David can’t shoot him, and Jericho can’t reach the computer box.

David yells over the roar of the waterfall. “You’re finally going to get your wish, maintenance man.”

Jericho stays hidden behind the nose cone, but David sprays a half-dozen shots over him anyway. “You’re going to die a hero,” David says.

-55-

Nailing It

Water pours through the grates in the floor of the silo. Not enough to keep the water level from rising under the missile, but enough to flood the sump. At an incline in the sump near the launch control capsule, the water is just below James’ waist and still rising.

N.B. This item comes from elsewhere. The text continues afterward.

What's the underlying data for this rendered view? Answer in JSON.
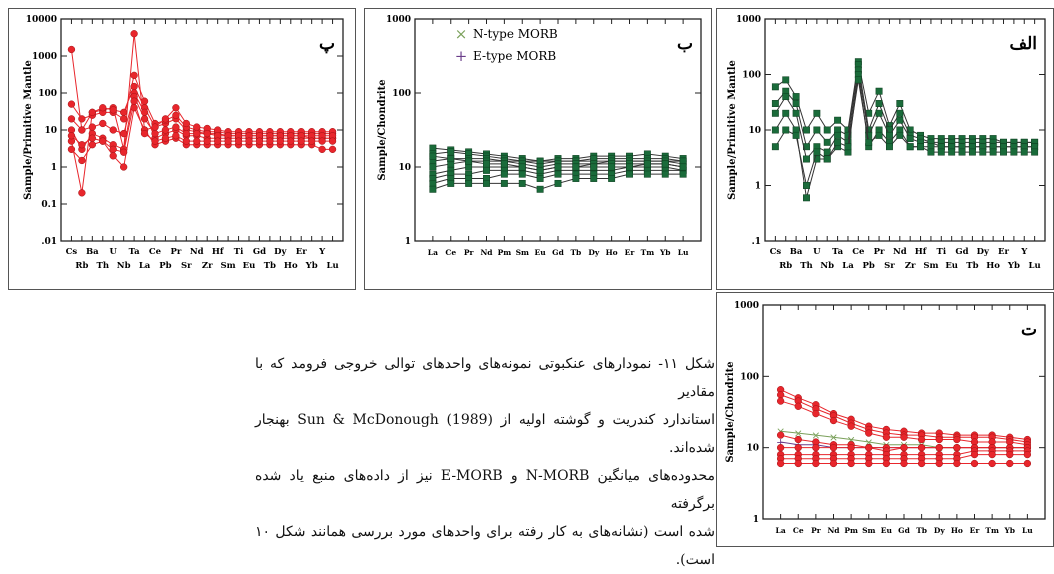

James takes a deep breath and dives under the surface, holding a flashlight. Cheeks blown out like a tropical fish, he sweeps the floor with his hand, desperately reaching for the key.

Hitting it.

Knocking it farther away. Damn. Damn. Damn.

He comes up for air. Gasping. He’s in lousy shape, a condition he blames on the lack of protein in the Eden Ranch diet. Funny, thinking about food at a time like this. But that’s what is going through his mind. Things he’ll miss when he’s dead. Which won’t be long, he is sure. Steaks and crossword puzzles and jazz quartets, and the computers, of course. But not much more. James always knew what it would be like, joining Davy on this gig. The final riff. A long way from taking yokels’ money for ten minutes of mind reading.

More than any of David’s followers, James knew. Not that he considered himself a follower. Buddies, pals, best friends. Okay, so Davy was the leader, as between the two of them, but James was no born-again groupie. Since the time they were kids, he knew Davy had a gift, could see things, and that was cool. It was long ago that James attached himself to Davy like a pilot fish to a shark, and it paid off for both of them. James had no life, he’d be the first to admit. Never did. No other friends as a kid, unsure with girls, then hopeless with women.